Post:Discuss - Topic: - Mechanics and RP - 06/13/2011 - 14:17

From Elanthipedia
Jump to navigation Jump to search
Re:Discuss - Topic: - Mechanics and RP · on 06/13/2011 14:17 678
Many of these posts have been excellent and have delved into the question in a very specific manner. So in my response I'll take the opportunity to dwell on the issue in a broader fashion. I'll bring up four points, starting with the most glib one and working backward toward seriousness.


1:
It takes a serious dedication to postmodernism to invoke The Death of the Author in a conversation with the author.

2:
There is, in fact, a certain level of arbitrariness inherent in the role of worldbuilding. Why is a mountain here but not there? Why is Kssarh angry and not nice? Why not space vampires from Neptune? While one of those might be an intuitive 'no,' consider that all three questions differ in scale rather than kind.

3:
There is a stark difference between Necromancers and PC Necromancers. Necromancers in the broadest term can do any sort of random act of evil that the plot demands; Necromancers summon wailing spirits, create poisons that permanently kill the innocent and sometimes even fight the avatar of Meraud Himself and come out on top.

PCs cannot - must not - do any of these things. As a basic explanation to why PC Necromancers are so limited while NPC Necromancers can still murder you with enchanted textiles, we fall back to a simple but effective DR trope that the guild structure prevents you from learning it. You are specifically a Necromancer from the tradition of the Philosophers, whether your character sticks with them or not, and the Philosophers' bag of tricks was specifically designed to be PC compatible.

4:
Necromancers in the broad term occupy a different ecological niche than the PC Necromancers. "Necromancer" is a code word for Bad Guy in the most fundamental sense. Necromancers in the past have done wildly misanthropic stuff simply because They're Evil. Nobody cares about the feasibility of Sidhlot's portrayal of evil. That's not the point. He's older than dragons and so metal he poops viking helmets.
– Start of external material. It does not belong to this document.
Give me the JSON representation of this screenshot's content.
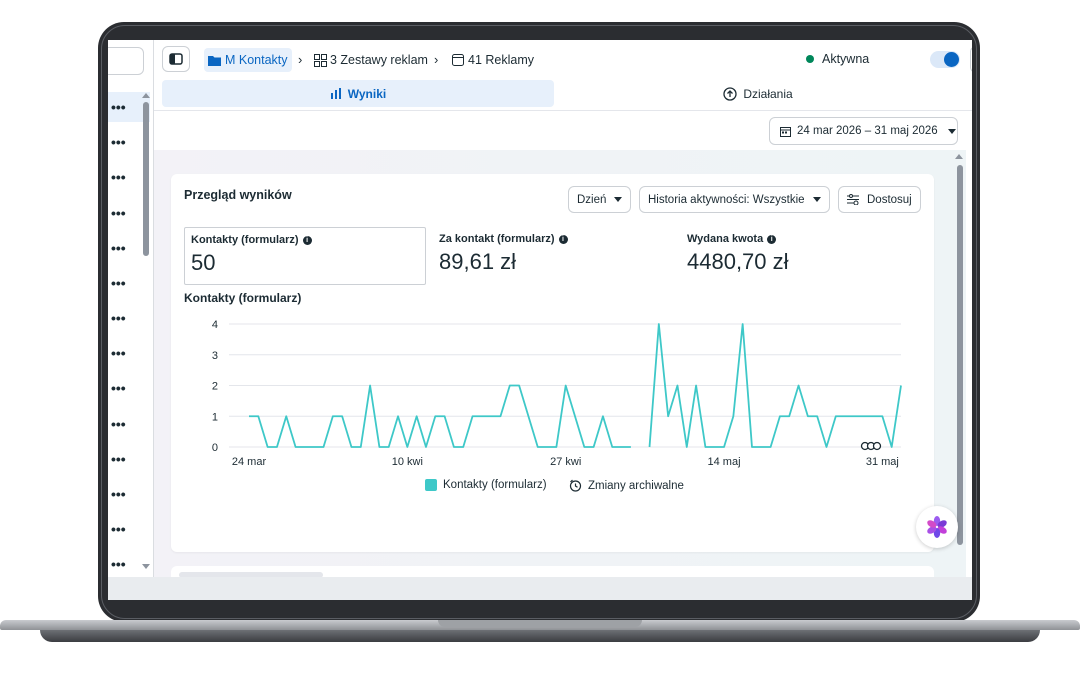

But the Necromancer's Guild is by necessity a look at the bad guys' side, and Sauron only works as villain as an archetypal role rather than a meaningful character. A Pure Evil character ran by a PC for entertainment would either be a masterful RP experiment or uncomfortably suggestive of the psychological issues being worked out. For this to work, there had to be sympathy for the devil, so my very first problem to solve was 'How do I make Necromancers sympathetic enough that we could imagine a real, live individual doing this?'

The Philosophers were my answer. The Philosophy promises you reprieve from death (note that I started inserting more real-life features of death into DR at this time), freedom from the contingencies of the world, the ability to be your own man. I designed the spiel appeal to most of our basic anxieties about life and touch on the dream of posthumanism and the glorification of mankind through his skill and technology. In not always subtle ways, the Philosophers came to embody 20th century philosophy and scientism. The Philosophers are doing, in a fantasy parody, what Western society enshrines as good and proper goals.

So the stage was set. All that stands between you and glorifying mankind is the evil you will do in its name.

This is, once again, a remarkably different role than what Sidhlot or Velmix brought to the table. The Old Man doesn't talk to Sidhlot, nor did the Hounds of Rutilor burn entire villages to root out a single Bone Elf. In a direct sense because the Bone Elves are not connected with the Great Work, but also because their portrayal of evil is outside the portrayal of evil we're using. The drama of the PC Necromancer -- the pogroms, the murmurs of conspiring otherworldly forces, the entwining moral evils from both sides, and the hints of transcendental glory -- is set in the foundation that the Philosophers bring to the setting.

So it is a requirement that, while your PC can love them or hate them, stay or leave, be a blubbering sycophant to Book or try to manipulate him for your own ends, you cannot be disconnected from them.

-Armifer

This message was originally posted in The Necromancers \ Roleplaying the Necromancer, by DR-ARMIFER on the play.net forums.